Irish Music & Dance, set for June 28, will feature a performance from the Sara Peters Irish Dance School and a presentation by husband-and-wife musical duo Kathy DeAngelo and Dennis Gormley, also known as McDermott’s Handy. Basket weaver Mary Carty will also teach a craft activity.

“I love the way that they are partnering with us and bringing in all these artists and resources,” Jacobson said, “And also educating the audience by incorporating fun facts and stories and providing (that) context.”

“Salsa on the Green with Maestro Flaco” will take place on July 12 and feature the sounds of live salsa and a dance lesson with instructor Marck “Flaco” Best.

“We want to include local salsa performers to highlight the importance of community members who have been keeping salsa culture alive,” Jacobson noted. “ … That was the seed of World Stage. That was the 2020 event on the green that grew into (the) summer cultural series and then World Stage.”

“Lanterns on the Green: Asian Music & Dance” on July 19 will feature young dancers and drummers from the Korean School of South Jersey and a special origami activity with Perkins’ cultural artisan Jenson Cheng.

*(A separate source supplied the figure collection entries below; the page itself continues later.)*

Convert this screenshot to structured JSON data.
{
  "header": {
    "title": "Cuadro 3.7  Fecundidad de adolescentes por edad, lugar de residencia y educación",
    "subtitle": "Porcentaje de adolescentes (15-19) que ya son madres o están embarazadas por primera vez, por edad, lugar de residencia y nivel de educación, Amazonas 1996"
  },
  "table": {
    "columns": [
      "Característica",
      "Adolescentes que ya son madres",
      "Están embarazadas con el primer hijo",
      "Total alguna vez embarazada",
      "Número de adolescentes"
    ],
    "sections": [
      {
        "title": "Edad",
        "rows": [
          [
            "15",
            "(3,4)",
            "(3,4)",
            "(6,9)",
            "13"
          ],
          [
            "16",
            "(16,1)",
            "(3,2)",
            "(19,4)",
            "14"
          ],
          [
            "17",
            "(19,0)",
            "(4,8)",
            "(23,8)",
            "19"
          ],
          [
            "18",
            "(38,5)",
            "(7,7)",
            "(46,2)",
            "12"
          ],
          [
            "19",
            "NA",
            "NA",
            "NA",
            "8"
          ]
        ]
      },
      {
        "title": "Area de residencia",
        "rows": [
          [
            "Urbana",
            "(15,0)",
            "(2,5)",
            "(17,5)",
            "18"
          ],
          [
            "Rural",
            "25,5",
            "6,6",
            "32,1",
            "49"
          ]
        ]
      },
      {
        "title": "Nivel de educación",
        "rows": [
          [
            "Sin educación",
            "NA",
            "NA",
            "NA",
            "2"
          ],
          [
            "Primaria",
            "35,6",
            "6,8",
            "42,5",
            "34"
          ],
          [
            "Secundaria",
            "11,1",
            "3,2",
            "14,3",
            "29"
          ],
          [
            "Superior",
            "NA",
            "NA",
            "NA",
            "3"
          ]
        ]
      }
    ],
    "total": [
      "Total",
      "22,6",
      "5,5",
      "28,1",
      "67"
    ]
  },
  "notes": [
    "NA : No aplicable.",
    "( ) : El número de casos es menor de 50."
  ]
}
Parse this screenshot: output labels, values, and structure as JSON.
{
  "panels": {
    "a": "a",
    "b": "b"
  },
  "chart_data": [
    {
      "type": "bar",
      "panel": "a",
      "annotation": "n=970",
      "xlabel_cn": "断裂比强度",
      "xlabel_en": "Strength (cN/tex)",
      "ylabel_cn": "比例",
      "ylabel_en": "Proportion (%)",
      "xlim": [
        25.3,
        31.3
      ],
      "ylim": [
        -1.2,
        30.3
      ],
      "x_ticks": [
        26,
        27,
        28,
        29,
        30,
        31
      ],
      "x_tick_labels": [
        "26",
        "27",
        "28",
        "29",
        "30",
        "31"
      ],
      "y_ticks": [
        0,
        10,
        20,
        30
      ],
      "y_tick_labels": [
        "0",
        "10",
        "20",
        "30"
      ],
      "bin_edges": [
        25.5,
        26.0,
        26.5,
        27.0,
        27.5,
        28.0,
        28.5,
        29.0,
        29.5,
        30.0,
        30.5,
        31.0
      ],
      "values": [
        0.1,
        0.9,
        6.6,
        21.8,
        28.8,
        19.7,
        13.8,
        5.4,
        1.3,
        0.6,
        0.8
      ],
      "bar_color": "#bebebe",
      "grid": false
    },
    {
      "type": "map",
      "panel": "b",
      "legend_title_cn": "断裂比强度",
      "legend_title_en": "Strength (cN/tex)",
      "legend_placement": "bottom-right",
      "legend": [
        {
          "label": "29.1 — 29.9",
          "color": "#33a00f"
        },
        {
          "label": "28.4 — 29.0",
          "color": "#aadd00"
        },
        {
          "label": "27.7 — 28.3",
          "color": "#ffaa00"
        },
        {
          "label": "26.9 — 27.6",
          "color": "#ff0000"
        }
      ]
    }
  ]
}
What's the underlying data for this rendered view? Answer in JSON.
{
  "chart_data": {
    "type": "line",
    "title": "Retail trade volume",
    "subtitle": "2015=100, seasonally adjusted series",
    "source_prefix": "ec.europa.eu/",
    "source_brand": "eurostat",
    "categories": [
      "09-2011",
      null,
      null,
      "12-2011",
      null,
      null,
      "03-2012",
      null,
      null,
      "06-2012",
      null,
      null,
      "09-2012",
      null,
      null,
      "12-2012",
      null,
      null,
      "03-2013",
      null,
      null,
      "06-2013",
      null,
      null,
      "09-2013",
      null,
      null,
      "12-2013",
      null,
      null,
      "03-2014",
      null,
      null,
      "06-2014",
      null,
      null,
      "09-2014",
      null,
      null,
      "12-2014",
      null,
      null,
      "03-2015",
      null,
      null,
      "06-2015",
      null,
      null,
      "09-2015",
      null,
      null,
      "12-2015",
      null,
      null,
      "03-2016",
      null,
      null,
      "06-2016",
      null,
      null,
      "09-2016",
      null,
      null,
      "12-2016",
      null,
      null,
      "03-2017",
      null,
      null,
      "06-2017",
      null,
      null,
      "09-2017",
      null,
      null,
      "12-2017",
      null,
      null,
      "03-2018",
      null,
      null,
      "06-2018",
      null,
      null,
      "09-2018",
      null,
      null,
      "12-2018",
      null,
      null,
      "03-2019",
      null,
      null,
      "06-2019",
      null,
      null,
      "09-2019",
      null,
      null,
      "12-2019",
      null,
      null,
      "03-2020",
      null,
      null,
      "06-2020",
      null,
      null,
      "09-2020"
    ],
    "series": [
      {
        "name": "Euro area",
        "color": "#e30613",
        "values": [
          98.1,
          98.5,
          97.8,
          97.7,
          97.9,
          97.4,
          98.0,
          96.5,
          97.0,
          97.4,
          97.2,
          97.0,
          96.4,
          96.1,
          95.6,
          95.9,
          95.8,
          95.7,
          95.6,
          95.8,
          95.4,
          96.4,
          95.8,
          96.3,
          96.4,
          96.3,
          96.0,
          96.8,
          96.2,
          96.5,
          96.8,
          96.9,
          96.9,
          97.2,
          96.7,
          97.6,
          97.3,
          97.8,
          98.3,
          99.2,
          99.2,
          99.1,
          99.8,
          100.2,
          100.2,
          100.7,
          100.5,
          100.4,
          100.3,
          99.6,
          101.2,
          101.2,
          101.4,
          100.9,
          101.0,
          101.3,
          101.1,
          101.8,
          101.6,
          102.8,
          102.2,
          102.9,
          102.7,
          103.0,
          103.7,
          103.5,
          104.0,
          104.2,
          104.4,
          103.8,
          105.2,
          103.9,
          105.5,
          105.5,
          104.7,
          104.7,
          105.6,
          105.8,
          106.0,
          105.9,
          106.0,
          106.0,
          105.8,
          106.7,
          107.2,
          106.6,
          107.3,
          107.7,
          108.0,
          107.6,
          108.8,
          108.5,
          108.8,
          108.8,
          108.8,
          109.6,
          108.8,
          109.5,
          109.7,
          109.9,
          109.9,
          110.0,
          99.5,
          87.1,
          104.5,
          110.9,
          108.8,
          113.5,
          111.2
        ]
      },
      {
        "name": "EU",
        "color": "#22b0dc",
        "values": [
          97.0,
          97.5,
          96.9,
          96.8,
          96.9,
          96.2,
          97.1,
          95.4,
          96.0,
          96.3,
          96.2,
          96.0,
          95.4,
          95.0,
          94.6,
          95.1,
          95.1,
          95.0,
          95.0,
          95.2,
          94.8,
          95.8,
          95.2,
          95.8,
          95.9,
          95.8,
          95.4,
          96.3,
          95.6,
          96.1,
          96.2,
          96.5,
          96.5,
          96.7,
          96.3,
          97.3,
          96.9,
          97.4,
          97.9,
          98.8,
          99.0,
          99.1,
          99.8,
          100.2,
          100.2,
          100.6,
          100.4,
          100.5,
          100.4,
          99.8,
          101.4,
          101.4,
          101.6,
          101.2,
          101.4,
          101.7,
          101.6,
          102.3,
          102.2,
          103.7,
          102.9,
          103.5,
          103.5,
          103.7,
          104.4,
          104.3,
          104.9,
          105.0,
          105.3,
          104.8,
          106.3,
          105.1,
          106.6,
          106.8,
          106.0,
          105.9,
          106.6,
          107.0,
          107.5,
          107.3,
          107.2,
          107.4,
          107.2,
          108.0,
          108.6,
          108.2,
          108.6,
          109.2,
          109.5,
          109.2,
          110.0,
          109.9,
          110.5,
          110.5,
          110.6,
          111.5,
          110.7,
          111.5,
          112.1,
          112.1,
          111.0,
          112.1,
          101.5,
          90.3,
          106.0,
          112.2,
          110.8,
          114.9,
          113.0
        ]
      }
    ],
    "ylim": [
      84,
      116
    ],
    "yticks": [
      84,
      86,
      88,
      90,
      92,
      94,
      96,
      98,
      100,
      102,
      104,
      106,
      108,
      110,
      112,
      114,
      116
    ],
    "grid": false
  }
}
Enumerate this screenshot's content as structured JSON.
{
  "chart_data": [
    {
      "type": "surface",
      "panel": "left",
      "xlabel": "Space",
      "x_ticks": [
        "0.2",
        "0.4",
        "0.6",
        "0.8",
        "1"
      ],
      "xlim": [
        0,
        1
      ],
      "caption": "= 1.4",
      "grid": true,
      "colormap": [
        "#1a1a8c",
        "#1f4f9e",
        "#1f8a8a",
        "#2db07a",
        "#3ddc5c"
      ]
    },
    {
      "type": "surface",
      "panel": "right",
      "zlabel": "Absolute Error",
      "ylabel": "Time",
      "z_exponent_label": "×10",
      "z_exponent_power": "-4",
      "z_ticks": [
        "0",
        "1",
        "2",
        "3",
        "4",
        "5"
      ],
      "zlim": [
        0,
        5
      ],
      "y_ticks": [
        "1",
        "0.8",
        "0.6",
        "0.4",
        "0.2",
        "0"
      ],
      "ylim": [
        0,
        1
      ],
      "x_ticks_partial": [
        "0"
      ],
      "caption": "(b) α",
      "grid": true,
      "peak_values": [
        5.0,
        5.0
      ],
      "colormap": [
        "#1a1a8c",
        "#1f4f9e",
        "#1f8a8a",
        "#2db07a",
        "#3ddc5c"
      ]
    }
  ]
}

“We’re spotlighting a tradition that’s celebrated in many Asian countries, especially China, where people honor ancestors with different kinds of lanterns,” Jacobson said. “Sometimes they’re used for Lunar New Year, sometimes they’re ways of promoting peace and good vibes.”

“Mela! An Indian Fair on the Green” is set for July 26 and will close out World Stage with cultural artisans from South Jersey’s Indian community, Bollywood dance demonstrations, henna and traditional craft making. In Indian culture, mela is a gathering of people who come together at a culturally appropriate time and place.

Jacobson wants people to experience the joy of different cultural traditions through the upcoming events.

“I hope that these events, by gathering people together on our beautiful lawn, that (it) will send the message of equity and inclusivity as part of our mission to build a better world through the arts, and supporting the work of local artists from all the communities in the area,” she concluded.